This topic also influences the development of the professional profile of UX designers. In the future, we will design less visual elements, but rather conceive much more artificial personalities. Exciting, I think!
Our language is complex
Scrolling through the Alexa Skills is still quite sobering. There is an unbelievable amount on offer, but most of the applications do not find much favour. 4 or 5 rating stars are rare. Not really surprising - after all, the first apps for the smartphone were not a hit either. It took time for the technology to mature and the developers to become familiar with the possibilities.
It is quite similar with voice assistants. Here too, UX designers and developers have to approach a completely new use case. There is also another challenge: understanding human speech.
We are used to clicking on buttons or images and having texts displayed. If you look at well-rated skills, you will notice that especially skills that do not really need speech and fall into the category of smart home work:
"Alexa, start sleep sounds."
"Alexa, lower the temperature five degrees."
Even though these commands work, there's air at the top. The command is like a special syntax to remember. It's a long way from free speech. These commands can be improved for example like this:
"Alexa, please adjust the heat so that I'm no longer cold."
"Alexa, turn the heat off before the milk boils over."
We need to learn that language works differently than a website or language search.
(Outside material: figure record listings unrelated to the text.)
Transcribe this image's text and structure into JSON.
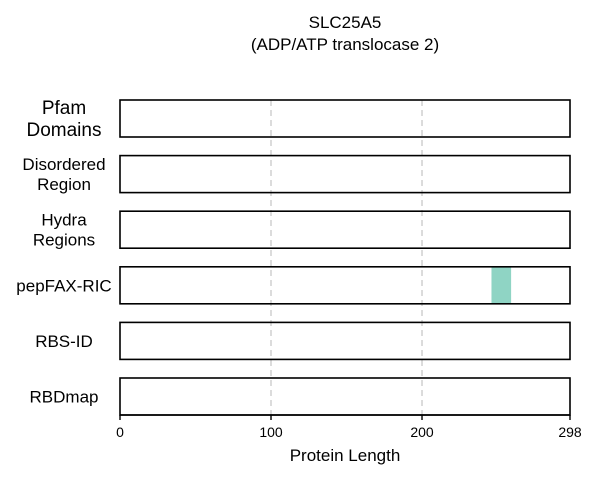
{
  "chart_data": {
    "type": "bar",
    "title": [
      "SLC25A5",
      "(ADP/ATP translocase 2)"
    ],
    "xlabel": "Protein Length",
    "xlim": [
      0,
      298
    ],
    "xticks": [
      0,
      100,
      200,
      298
    ],
    "grid": "vertical dashed at 100 and 200",
    "tracks": [
      {
        "label": [
          "Pfam",
          "Domains"
        ],
        "regions": []
      },
      {
        "label": [
          "Disordered",
          "Region"
        ],
        "regions": []
      },
      {
        "label": [
          "Hydra",
          "Regions"
        ],
        "regions": []
      },
      {
        "label": [
          "pepFAX-RIC"
        ],
        "regions": [
          {
            "start": 246,
            "end": 259,
            "color": "#8fd4c4"
          }
        ]
      },
      {
        "label": [
          "RBS-ID"
        ],
        "regions": []
      },
      {
        "label": [
          "RBDmap"
        ],
        "regions": []
      }
    ]
  }
}
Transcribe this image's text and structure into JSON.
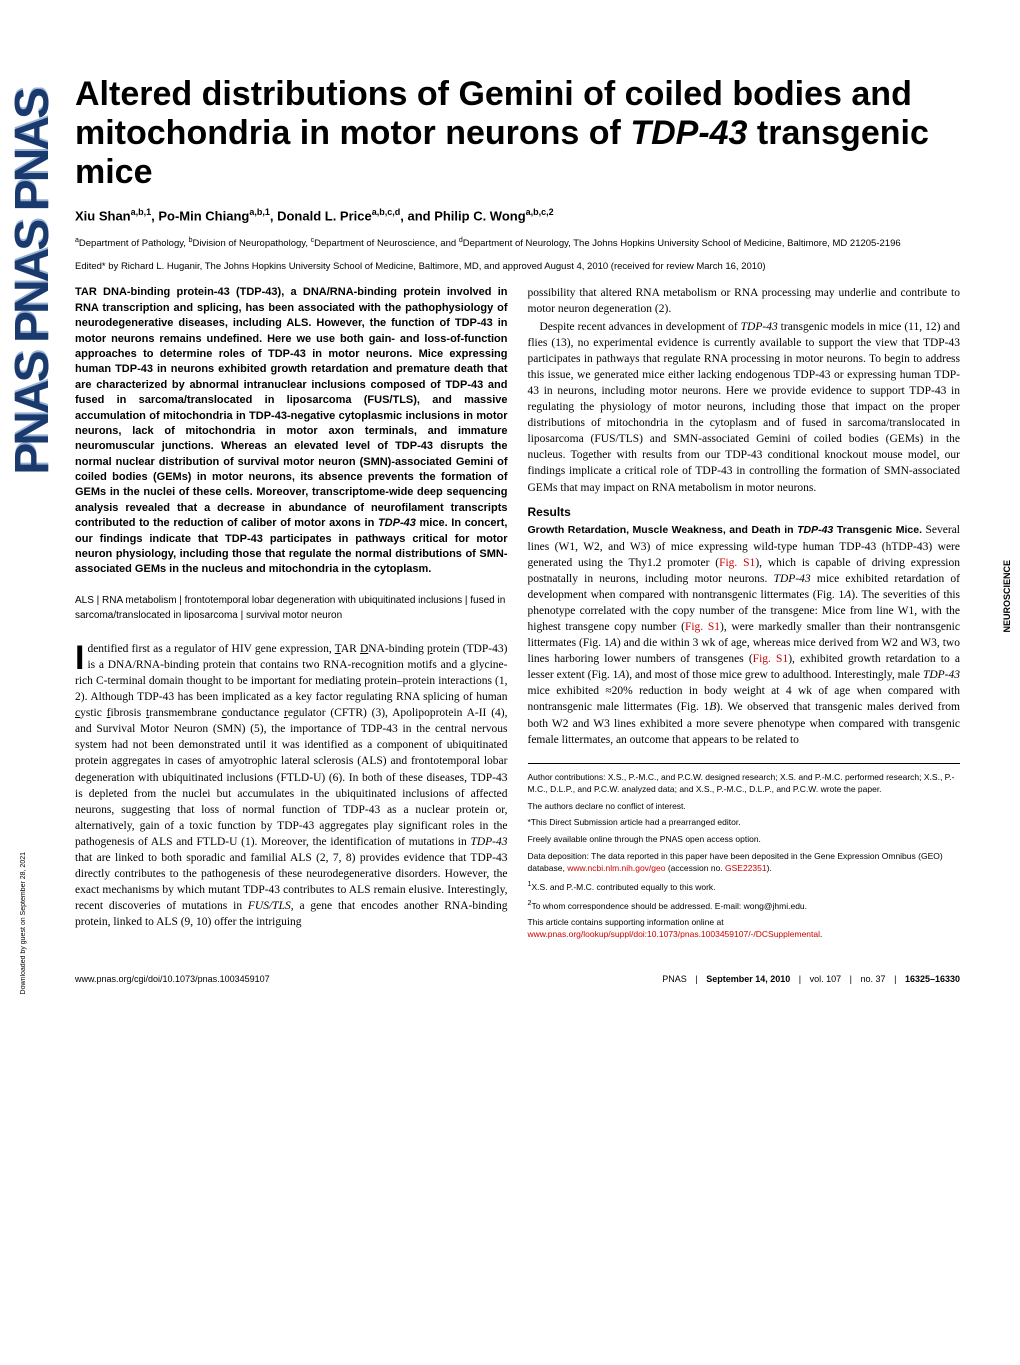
{
  "title_part1": "Altered distributions of Gemini of coiled bodies and mitochondria in motor neurons of ",
  "title_italic": "TDP-43",
  "title_part2": " transgenic mice",
  "authors_html": "Xiu Shan<sup>a,b,1</sup>, Po-Min Chiang<sup>a,b,1</sup>, Donald L. Price<sup>a,b,c,d</sup>, and Philip C. Wong<sup>a,b,c,2</sup>",
  "affiliations_html": "<sup>a</sup>Department of Pathology, <sup>b</sup>Division of Neuropathology, <sup>c</sup>Department of Neuroscience, and <sup>d</sup>Department of Neurology, The Johns Hopkins University School of Medicine, Baltimore, MD 21205-2196",
  "edited": "Edited* by Richard L. Huganir, The Johns Hopkins University School of Medicine, Baltimore, MD, and approved August 4, 2010 (received for review March 16, 2010)",
  "abstract": "TAR DNA-binding protein-43 (TDP-43), a DNA/RNA-binding protein involved in RNA transcription and splicing, has been associated with the pathophysiology of neurodegenerative diseases, including ALS. However, the function of TDP-43 in motor neurons remains undefined. Here we use both gain- and loss-of-function approaches to determine roles of TDP-43 in motor neurons. Mice expressing human TDP-43 in neurons exhibited growth retardation and premature death that are characterized by abnormal intranuclear inclusions composed of TDP-43 and fused in sarcoma/translocated in liposarcoma (FUS/TLS), and massive accumulation of mitochondria in TDP-43-negative cytoplasmic inclusions in motor neurons, lack of mitochondria in motor axon terminals, and immature neuromuscular junctions. Whereas an elevated level of TDP-43 disrupts the normal nuclear distribution of survival motor neuron (SMN)-associated Gemini of coiled bodies (GEMs) in motor neurons, its absence prevents the formation of GEMs in the nuclei of these cells. Moreover, transcriptome-wide deep sequencing analysis revealed that a decrease in abundance of neurofilament transcripts contributed to the reduction of caliber of motor axons in <span class=\"italic\">TDP-43</span> mice. In concert, our findings indicate that TDP-43 participates in pathways critical for motor neuron physiology, including those that regulate the normal distributions of SMN-associated GEMs in the nucleus and mitochondria in the cytoplasm.",
  "keywords": "ALS | RNA metabolism | frontotemporal lobar degeneration with ubiquitinated inclusions | fused in sarcoma/translocated in liposarcoma | survival motor neuron",
  "intro_first_letter": "I",
  "intro_p1": "dentified first as a regulator of HIV gene expression, <span class=\"underline\">T</span>AR <span class=\"underline\">D</span>NA-binding <span class=\"underline\">p</span>rotein (TDP-43) is a DNA/RNA-binding protein that contains two RNA-recognition motifs and a glycine-rich C-terminal domain thought to be important for mediating protein–protein interactions (1, 2). Although TDP-43 has been implicated as a key factor regulating RNA splicing of human <span class=\"underline\">c</span>ystic <span class=\"underline\">f</span>ibrosis <span class=\"underline\">t</span>ransmembrane <span class=\"underline\">c</span>onductance <span class=\"underline\">r</span>egulator (CFTR) (3), Apolipoprotein A-II (4), and Survival Motor Neuron (SMN) (5), the importance of TDP-43 in the central nervous system had not been demonstrated until it was identified as a component of ubiquitinated protein aggregates in cases of amyotrophic lateral sclerosis (ALS) and frontotemporal lobar degeneration with ubiquitinated inclusions (FTLD-U) (6). In both of these diseases, TDP-43 is depleted from the nuclei but accumulates in the ubiquitinated inclusions of affected neurons, suggesting that loss of normal function of TDP-43 as a nuclear protein or, alternatively, gain of a toxic function by TDP-43 aggregates play significant roles in the pathogenesis of ALS and FTLD-U (1). Moreover, the identification of mutations in <span class=\"italic\">TDP-43</span> that are linked to both sporadic and familial ALS (2, 7, 8) provides evidence that TDP-43 directly contributes to the pathogenesis of these neurodegenerative disorders. However, the exact mechanisms by which mutant TDP-43 contributes to ALS remain elusive. Interestingly, recent discoveries of mutations in <span class=\"italic\">FUS/TLS</span>, a gene that encodes another RNA-binding protein, linked to ALS (9, 10) offer the intriguing",
  "col2_p1": "possibility that altered RNA metabolism or RNA processing may underlie and contribute to motor neuron degeneration (2).",
  "col2_p2": "Despite recent advances in development of <span class=\"italic\">TDP-43</span> transgenic models in mice (11, 12) and flies (13), no experimental evidence is currently available to support the view that TDP-43 participates in pathways that regulate RNA processing in motor neurons. To begin to address this issue, we generated mice either lacking endogenous TDP-43 or expressing human TDP-43 in neurons, including motor neurons. Here we provide evidence to support TDP-43 in regulating the physiology of motor neurons, including those that impact on the proper distributions of mitochondria in the cytoplasm and of fused in sarcoma/translocated in liposarcoma (FUS/TLS) and SMN-associated Gemini of coiled bodies (GEMs) in the nucleus. Together with results from our TDP-43 conditional knockout mouse model, our findings implicate a critical role of TDP-43 in controlling the formation of SMN-associated GEMs that may impact on RNA metabolism in motor neurons.",
  "results_heading": "Results",
  "results_sub": "Growth Retardation, Muscle Weakness, and Death in <span class=\"italic\">TDP-43</span> Transgenic Mice.",
  "results_p1": " Several lines (W1, W2, and W3) of mice expressing wild-type human TDP-43 (hTDP-43) were generated using the Thy1.2 promoter (<span class=\"link\">Fig. S1</span>), which is capable of driving expression postnatally in neurons, including motor neurons. <span class=\"italic\">TDP-43</span> mice exhibited retardation of development when compared with nontransgenic littermates (Fig. 1<span class=\"italic\">A</span>). The severities of this phenotype correlated with the copy number of the transgene: Mice from line W1, with the highest transgene copy number (<span class=\"link\">Fig. S1</span>), were markedly smaller than their nontransgenic littermates (Fig. 1<span class=\"italic\">A</span>) and die within 3 wk of age, whereas mice derived from W2 and W3, two lines harboring lower numbers of transgenes (<span class=\"link\">Fig. S1</span>), exhibited growth retardation to a lesser extent (Fig. 1<span class=\"italic\">A</span>), and most of those mice grew to adulthood. Interestingly, male <span class=\"italic\">TDP-43</span> mice exhibited ≈20% reduction in body weight at 4 wk of age when compared with nontransgenic male littermates (Fig. 1<span class=\"italic\">B</span>). We observed that transgenic males derived from both W2 and W3 lines exhibited a more severe phenotype when compared with transgenic female littermates, an outcome that appears to be related to",
  "footer": {
    "author_contrib": "Author contributions: X.S., P.-M.C., and P.C.W. designed research; X.S. and P.-M.C. performed research; X.S., P.-M.C., D.L.P., and P.C.W. analyzed data; and X.S., P.-M.C., D.L.P., and P.C.W. wrote the paper.",
    "conflict": "The authors declare no conflict of interest.",
    "editor": "*This Direct Submission article had a prearranged editor.",
    "open_access": "Freely available online through the PNAS open access option.",
    "data_dep": "Data deposition: The data reported in this paper have been deposited in the Gene Expression Omnibus (GEO) database, <span class=\"link\">www.ncbi.nlm.nih.gov/geo</span> (accession no. <span class=\"link\">GSE22351</span>).",
    "equal": "<sup>1</sup>X.S. and P.-M.C. contributed equally to this work.",
    "corr": "<sup>2</sup>To whom correspondence should be addressed. E-mail: wong@jhmi.edu.",
    "suppl": "This article contains supporting information online at <span class=\"link\">www.pnas.org/lookup/suppl/doi:10.1073/pnas.1003459107/-/DCSupplemental</span>."
  },
  "page_footer": {
    "doi": "www.pnas.org/cgi/doi/10.1073/pnas.1003459107",
    "journal": "PNAS",
    "date": "September 14, 2010",
    "vol": "vol. 107",
    "issue": "no. 37",
    "pages": "16325–16330"
  },
  "side_category": "NEUROSCIENCE",
  "download_note": "Downloaded by guest on September 28, 2021",
  "pnas_logo": "PNAS PNAS PNAS"
}
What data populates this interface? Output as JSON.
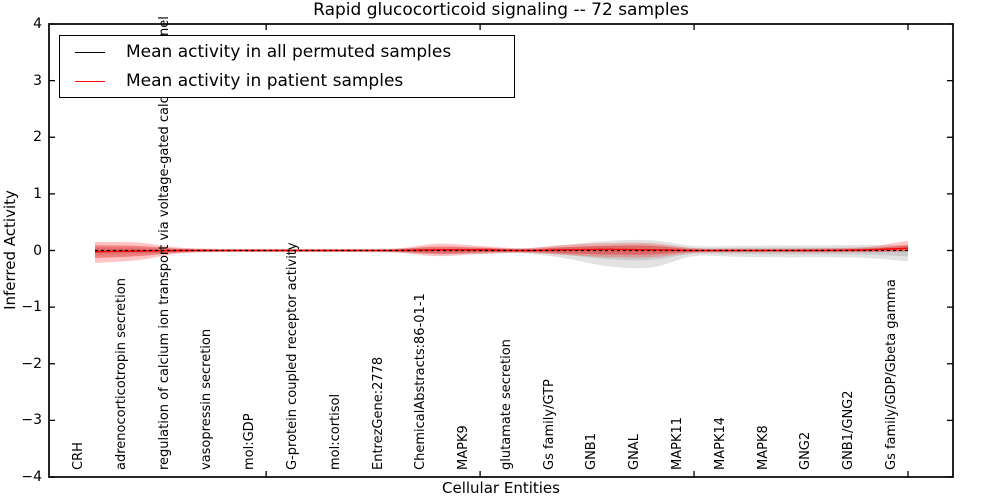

In a skill description you will find commands like "timer to 5 minutes". But even if it seems trivial, there should always be instructions on how to turn the timer off or change it. In the best case the command is as simple as possible so that the user can just talk. The timer then gives a short confirmation and changes as desired.
Conclusion: Integration into everyday life?
How the language assistants integrate into our lives will become apparent in the coming years. Many topics are still unclear overall. How to deal with difficult questions, for example. In many cases, this is not being solved well today:
Me: "I want to quit smoking."
Siri: "Ok, here is what I found [Search results for nearby tobacco shops]".
One thing is clear here: rules such as ethical design guidelines and ethical criteria on health must be integrated even more closely.
In any case, I am looking forward to exciting projects in connection with language assistants and the opportunity to delve deeper into the subject.